ST JOHN’S, Antigua – There will be no environmental impact assessment on a contentious $1.9 million hotel project set for the Cedar Tree Point area within the Codrington Lagoon National Park.
Environmentalists have raised concerns about the impact of the 15 -bungalow hotel project on the national park. But Barbuda Council Chairman Arthur Nibbs said the Environment Division advised that such a study is not needed.
“The level of this development does not require an impact study, what you will have is an environmental statement and the environmentalists were over here a couple of days ago and they will issue that in a couple of days,” Nibbs said.
The project has been approved by the Barbuda Council but the central government is yet to grant any concessions or ask the governor general to prepare a lease for the as yet unidentified St Maarten investors.
Environmentalist John Mussington believes the council is pushing ahead too fast and an impact assessment is needed.

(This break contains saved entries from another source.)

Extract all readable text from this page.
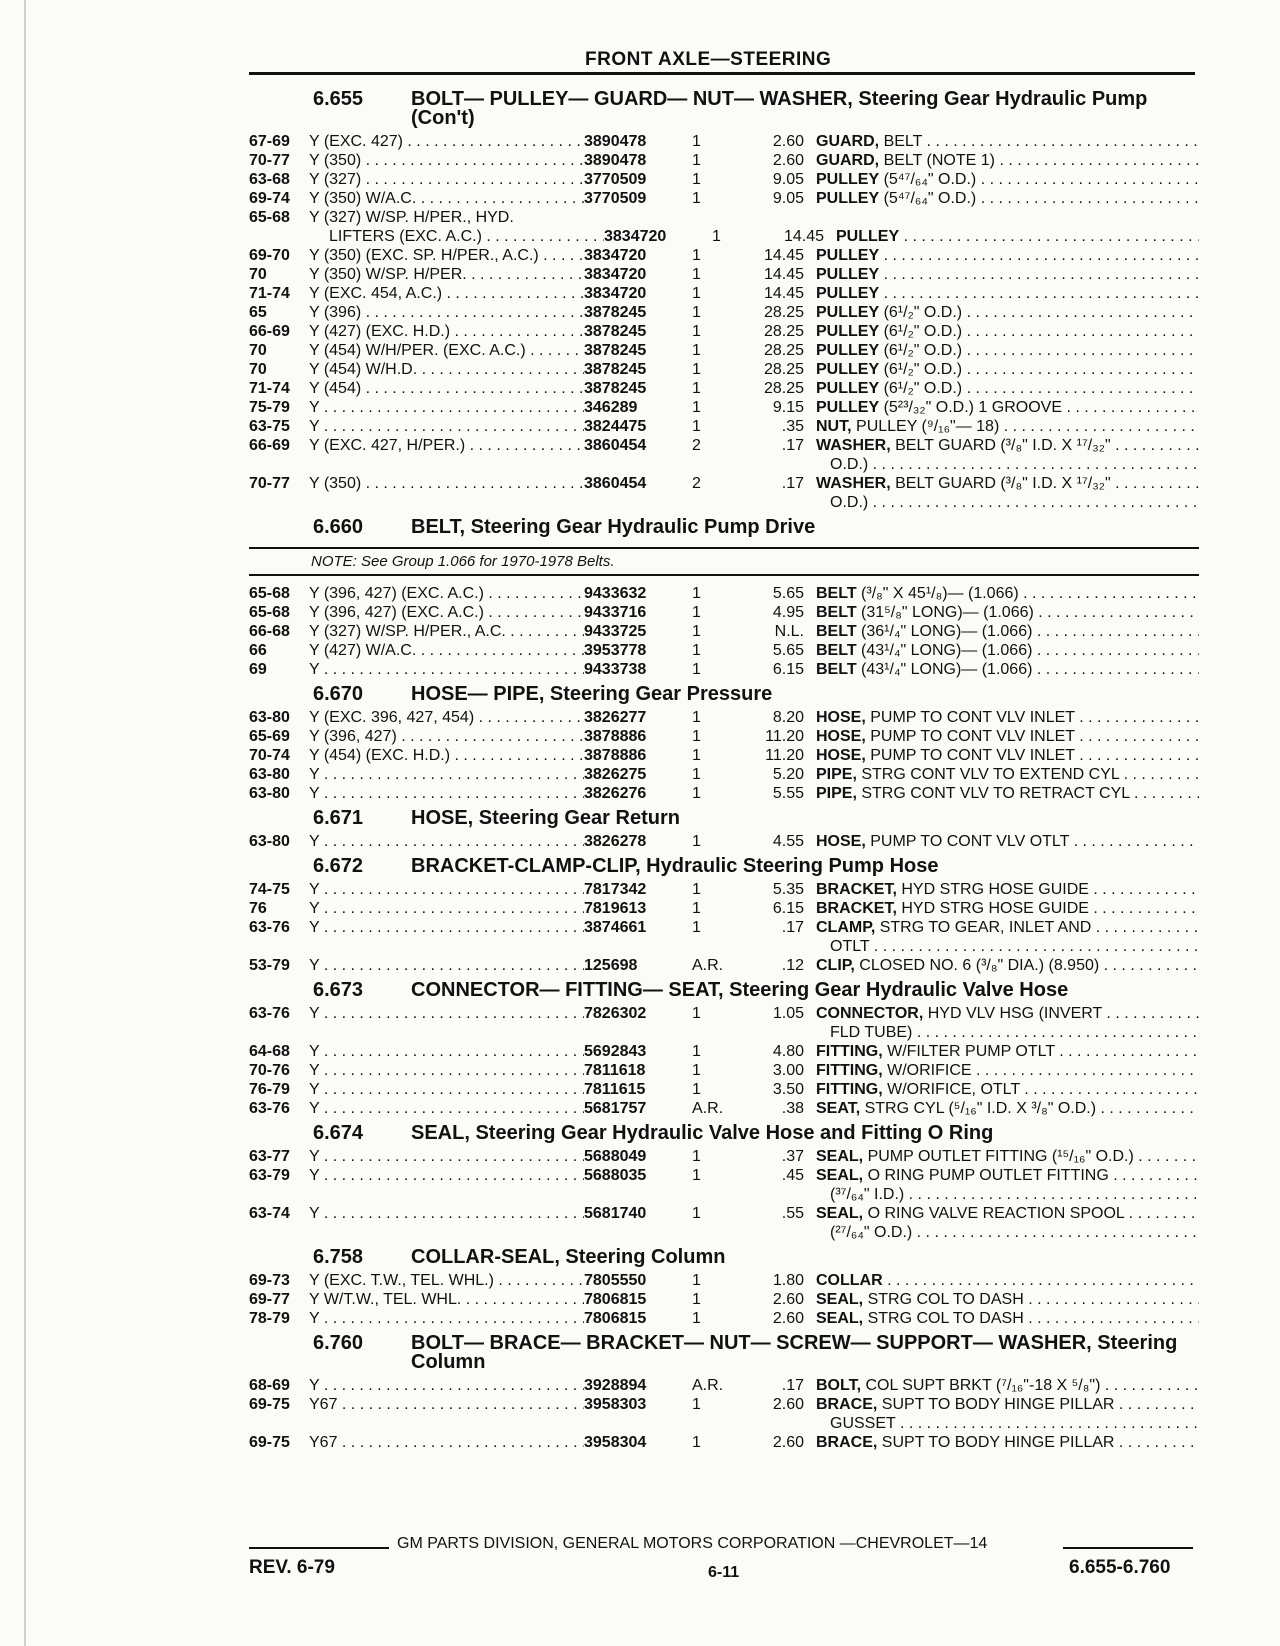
FRONT AXLE—STEERING
6.655	BOLT— PULLEY— GUARD— NUT— WASHER, Steering Gear Hydraulic Pump (Con't)
67-69	Y (EXC. 427) . . .	3890478	1	2.60 GUARD, BELT . . .
70-77	Y (350) . . .	3890478	1	2.60 GUARD, BELT (NOTE 1) . . .
63-68	Y (327) . . .	3770509	1	9.05 PULLEY (5⁴⁷/₆₄" O.D.) . . .
69-74	Y (350) W/A.C. . . .	3770509	1	9.05 PULLEY (5⁴⁷/₆₄" O.D.) . . .
65-68	Y (327) W/SP. H/PER., HYD.
LIFTERS (EXC. A.C.) . . .	3834720	1	14.45 PULLEY . . .
69-70	Y (350) (EXC. SP. H/PER., A.C.) . . .	3834720	1	14.45 PULLEY . . .
70	Y (350) W/SP. H/PER. . . .	3834720	1	14.45 PULLEY . . .
71-74	Y (EXC. 454, A.C.) . . .	3834720	1	14.45 PULLEY . . .
65	Y (396) . . .	3878245	1	28.25 PULLEY (6¹/₂" O.D.) . . .
66-69	Y (427) (EXC. H.D.) . . .	3878245	1	28.25 PULLEY (6¹/₂" O.D.) . . .
70	Y (454) W/H/PER. (EXC. A.C.) . . .	3878245	1	28.25 PULLEY (6¹/₂" O.D.) . . .
70	Y (454) W/H.D. . . .	3878245	1	28.25 PULLEY (6¹/₂" O.D.) . . .
71-74	Y (454) . . .	3878245	1	28.25 PULLEY (6¹/₂" O.D.) . . .
75-79	Y . . .	346289	1	9.15 PULLEY (5²³/₃₂" O.D.) 1 GROOVE . . .
63-75	Y . . .	3824475	1	.35 NUT, PULLEY (⁹/₁₆"— 18) . . .
66-69	Y (EXC. 427, H/PER.) . . .	3860454	2	.17 WASHER, BELT GUARD (³/₈" I.D. X ¹⁷/₃₂" . . .
O.D.) . . .
70-77	Y (350) . . .	3860454	2	.17 WASHER, BELT GUARD (³/₈" I.D. X ¹⁷/₃₂" . . .
O.D.) . . .
6.660	BELT, Steering Gear Hydraulic Pump Drive
NOTE: See Group 1.066 for 1970-1978 Belts.
65-68	Y (396, 427) (EXC. A.C.) . . .	9433632	1	5.65 BELT (³/₈" X 45¹/₈)— (1.066) . . .
65-68	Y (396, 427) (EXC. A.C.) . . .	9433716	1	4.95 BELT (31⁵/₈" LONG)— (1.066) . . .
66-68	Y (327) W/SP. H/PER., A.C. . . .	9433725	1	N.L. BELT (36¹/₄" LONG)— (1.066) . . .
66	Y (427) W/A.C. . . .	3953778	1	5.65 BELT (43¹/₄" LONG)— (1.066) . . .
69	Y . . .	9433738	1	6.15 BELT (43¹/₄" LONG)— (1.066) . . .
6.670	HOSE— PIPE, Steering Gear Pressure
63-80	Y (EXC. 396, 427, 454) . . .	3826277	1	8.20 HOSE, PUMP TO CONT VLV INLET . . .
65-69	Y (396, 427) . . .	3878886	1	11.20 HOSE, PUMP TO CONT VLV INLET . . .
70-74	Y (454) (EXC. H.D.) . . .	3878886	1	11.20 HOSE, PUMP TO CONT VLV INLET . . .
63-80	Y . . .	3826275	1	5.20 PIPE, STRG CONT VLV TO EXTEND CYL . . .
63-80	Y . . .	3826276	1	5.55 PIPE, STRG CONT VLV TO RETRACT CYL . . .
6.671	HOSE, Steering Gear Return
63-80	Y . . .	3826278	1	4.55 HOSE, PUMP TO CONT VLV OTLT . . .
6.672	BRACKET-CLAMP-CLIP, Hydraulic Steering Pump Hose
74-75	Y . . .	7817342	1	5.35 BRACKET, HYD STRG HOSE GUIDE . . .
76	Y . . .	7819613	1	6.15 BRACKET, HYD STRG HOSE GUIDE . . .
63-76	Y . . .	3874661	1	.17 CLAMP, STRG TO GEAR, INLET AND . . .
OTLT . . .
53-79	Y . . .	125698	A.R.	.12 CLIP, CLOSED NO. 6 (³/₈" DIA.) (8.950) . . .
6.673	CONNECTOR— FITTING— SEAT, Steering Gear Hydraulic Valve Hose
63-76	Y . . .	7826302	1	1.05 CONNECTOR, HYD VLV HSG (INVERT . . .
FLD TUBE) . . .
64-68	Y . . .	5692843	1	4.80 FITTING, W/FILTER PUMP OTLT . . .
70-76	Y . . .	7811618	1	3.00 FITTING, W/ORIFICE . . .
76-79	Y . . .	7811615	1	3.50 FITTING, W/ORIFICE, OTLT . . .
63-76	Y . . .	5681757	A.R.	.38 SEAT, STRG CYL (⁵/₁₆" I.D. X ³/₈" O.D.) . . .
6.674	SEAL, Steering Gear Hydraulic Valve Hose and Fitting O Ring
63-77	Y . . .	5688049	1	.37 SEAL, PUMP OUTLET FITTING (¹⁵/₁₆" O.D.) . . .
63-79	Y . . .	5688035	1	.45 SEAL, O RING PUMP OUTLET FITTING . . .
(³⁷/₆₄" I.D.) . . .
63-74	Y . . .	5681740	1	.55 SEAL, O RING VALVE REACTION SPOOL . . .
(²⁷/₆₄" O.D.) . . .
6.758	COLLAR-SEAL, Steering Column
69-73	Y (EXC. T.W., TEL. WHL.) . . .	7805550	1	1.80 COLLAR . . .
69-77	Y W/T.W., TEL. WHL. . . .	7806815	1	2.60 SEAL, STRG COL TO DASH . . .
78-79	Y . . .	7806815	1	2.60 SEAL, STRG COL TO DASH . . .
6.760	BOLT— BRACE— BRACKET— NUT— SCREW— SUPPORT— WASHER, Steering Column
68-69	Y . . .	3928894	A.R.	.17 BOLT, COL SUPT BRKT (⁷/₁₆"-18 X ⁵/₈") . . .
69-75	Y67 . . .	3958303	1	2.60 BRACE, SUPT TO BODY HINGE PILLAR . . .
GUSSET . . .
69-75	Y67 . . .	3958304	1	2.60 BRACE, SUPT TO BODY HINGE PILLAR . . .
GM PARTS DIVISION, GENERAL MOTORS CORPORATION —CHEVROLET—14
REV. 6-79	6-11	6.655-6.760
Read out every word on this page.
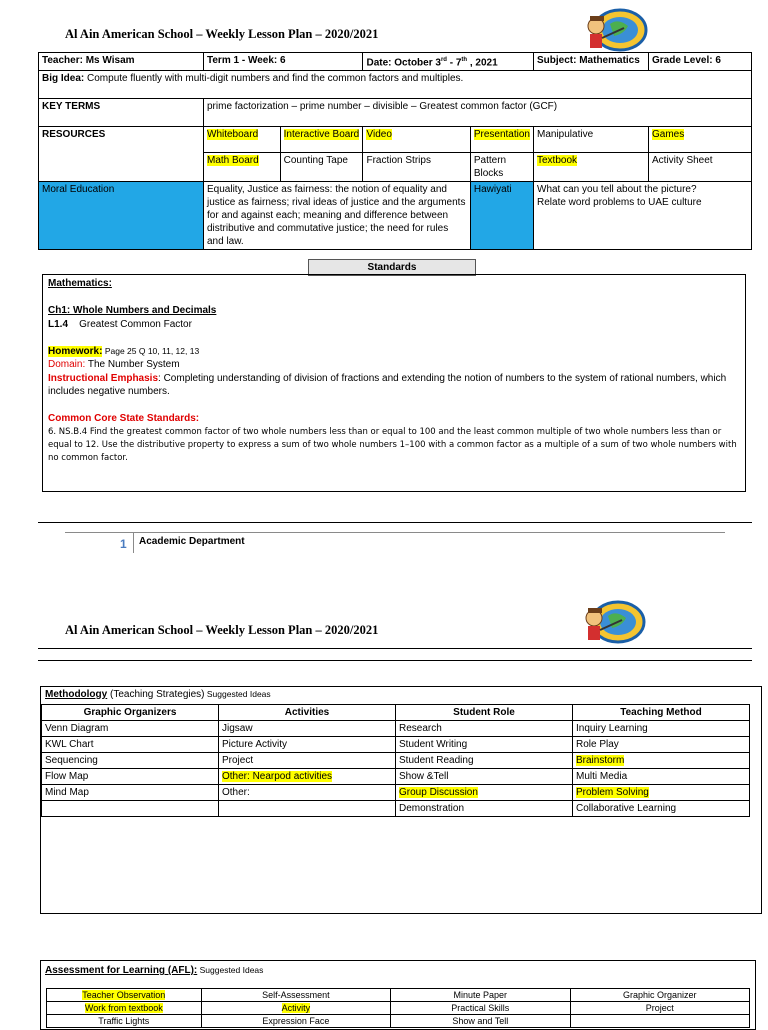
Al Ain American School – Weekly Lesson Plan – 2020/2021
Teacher: Ms Wisam	Term 1 - Week: 6		Date: October 3rd - 7th , 2021		Subject: Mathematics	Grade Level: 6
Big Idea: Compute fluently with multi-digit numbers and find the common factors and multiples.						
KEY TERMS	prime factorization – prime number – divisible – Greatest common factor (GCF)					
RESOURCES	Whiteboard	Interactive Board	Video	Presentation	Manipulative	Games
	Math Board	Counting Tape	Fraction Strips	Pattern Blocks	Textbook	Activity Sheet
Moral Education	Equality, Justice as fairness: the notion of equality and justice as fairness; rival ideas of justice and the arguments for and against each; meaning and difference between distributive and commutative justice; the need for rules and law.			Hawiyati	What can you tell about the picture?
Relate word problems to UAE culture	
Standards

Mathematics:

Ch1: Whole Numbers and Decimals

L1.4 Greatest Common Factor

Homework: Page 25 Q 10, 11, 12, 13

Domain: The Number System

Instructional Emphasis: Completing understanding of division of fractions and extending the notion of numbers to the system of rational numbers, which includes negative numbers.

Common Core State Standards:

6. NS.B.4 Find the greatest common factor of two whole numbers less than or equal to 100 and the least common multiple of two whole numbers less than or equal to 12. Use the distributive property to express a sum of two whole numbers 1–100 with a common factor as a multiple of a sum of two whole numbers with no common factor.

1 Academic Department
Al Ain American School – Weekly Lesson Plan – 2020/2021
Methodology (Teaching Strategies) Suggested Ideas
Graphic Organizers	Activities	Student Role	Teaching Method
Venn Diagram	Jigsaw	Research	Inquiry Learning
KWL Chart	Picture Activity	Student Writing	Role Play
Sequencing	Project	Student Reading	Brainstorm
Flow Map	Other: Nearpod activities	Show &Tell	Multi Media
Mind Map	Other:	Group Discussion	Problem Solving
		Demonstration	Collaborative Learning
Assessment for Learning (AFL): Suggested Ideas
Teacher Observation	Self-Assessment	Minute Paper	Graphic Organizer
Work from textbook	Activity	Practical Skills	Project
Traffic Lights	Expression Face	Show and Tell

“The lagoon is a National Park, it is also a RAMSAR site – that’s the convention to protect wetlands; it’s also the location of the Bird Sanctuary and that project is adjacent to the Bird Sanctuary,” Mussington said.
“We are facing climate change, we know for a fact that that sand bar on the edge of the lagoon there is going to be subject to serious storm surge … how can he expect that you are not going to require an environmental impact assessment?” Mussington queried.
Member of the Barbuda People’s Movement (BPM) MacKenzie Frank also charged that Nibbs is a hypocrite for going against rules created during his previous stint as chairman of the council.
Meanwhile, Nibbs also revealed that the developers, through their company Barbuda Bell Ltd, have donated equipment towards the restoration of the old Government House in Barbuda.
The Cedar Tree Point hotel project is set to include 15 bungalows, a club house and a beach bar and restaurant on 21 acres of land.